New Brunswick

Chipman mayor backs Energy East pipeline as rail traffic jumps

As protesters in Montreal shut down the National Energy Board hearings on the Energy East pipeline Monday, one New Brunswick village along the route is raising concerns about an increase of oil by rail.

Carson Atkinson estimates his village has seen roughly 50% more rail traffic carrying oil since 2014

Carson Atkinson, mayor of Chipman, says he's seen an increased number of trains running through the town carrying oil in the last two years, which he believes makes a compelling case for the energy east pipeline. (CBC)

As protesters in Montreal shut down the National Energy Board hearings on the Energy East pipeline Monday, the mayor of one New Brunswick village along the route is in favour of it, thanks to his concerns about an increase of oil by rail through his community.

Chipman Mayor Carson Atkinson says there have been more rail cars carrying oil at faster speeds on the CN line through the village since upgrades were completed two years ago.

"It was reported to me by a local contractor that the speed has been increased through Chipman and I understand that there are a large number of cars going through, up to a couple hundred at a time," said Atkinson.

"This community would be devastated if there was an incident with a massive derailment and oil going into the river system."

The rail line crosses the Salmon River, which runs through the village.

5 New Brunswick pump stations

TransCanada has proposed five pump stations for the Energy East pipeline in New Brunswick, including Saint-Léonard, Plaster Rock, Stanley, Cumberland Bay and Hampton. (CBC)

The possibility of a derailment is fuelling Atkinson's support for the pipeline and a pump station that would be built nearby at Cumberland Bay.

TransCanada is planning to build five pump stations in New Brunswick of the 70 along the route,which would help move oil from one point to the next and be used to shut down the flow in the case of a spill. 

The pipeline would carry oil from Alberta to Saint John.

The mayor said he believes the pump station would give the community more control over responding to an oil spill.

"It would be much less of an issue for us and more environmentally friendly as we see it," said Atkinson.

At the NEB hearings in Fredericton earlier this month, TransCanada officials said the company was working with emergency crews along the route and near the proposed pump stations to come up with emergency plans in the event of a spill.

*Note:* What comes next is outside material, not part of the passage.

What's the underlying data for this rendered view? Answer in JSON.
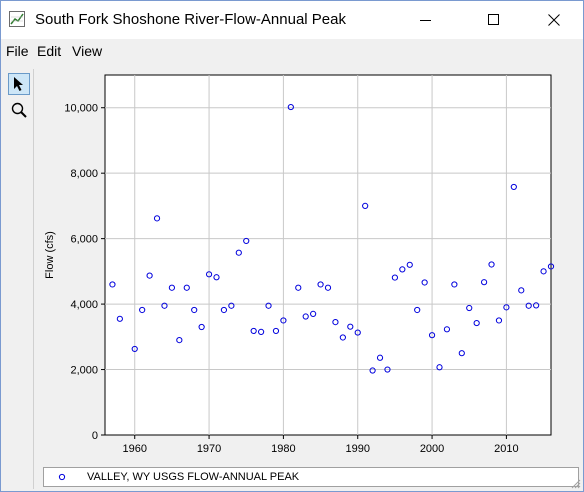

Atkinson said the village is in talks with TransCanada about how much revenue and number of jobs the pump station would generate for the community.

CN responds

Jon Duffy says he lives 60 metres from the rail line, and he's been increasingly worried about a derailment.
Atkinson estimates there has been a 40 to 50 per cent increase in rail cars carrying oil since 2014.

In an e-mail to CBC News, Jim Feeny, the CN rail director of public affairs, said the number of rail cars and volumes carried vary according to customer demand, but speed limits have been consistent.

"Speed limits on the CN line through Chipman remain unchanged, at 40 miles per hour, since the rail and track work  performed in 2014," said Feeny.

But Jon Duffy, a Chipman resident whose home backs on to the rail line, said he agrees with the mayor that there has been an increase of faster rail cars in the last two years.

"Three times a night there's an oil train that goes by there. If anything happens on that railroad, if one spike is out of place, I'm wiped out," said Duffy.

"I believe a pipeline would be much safer."

The NEB is scheduled to hear from interveners in support and opposed to the pipeline in Montreal this week, before heading to several other cities along the route.

The hearings started in Saint John and Fredericton.

The NEB is set to submit its final report by March 2018, at which point the federal cabinet will have the final say on the project.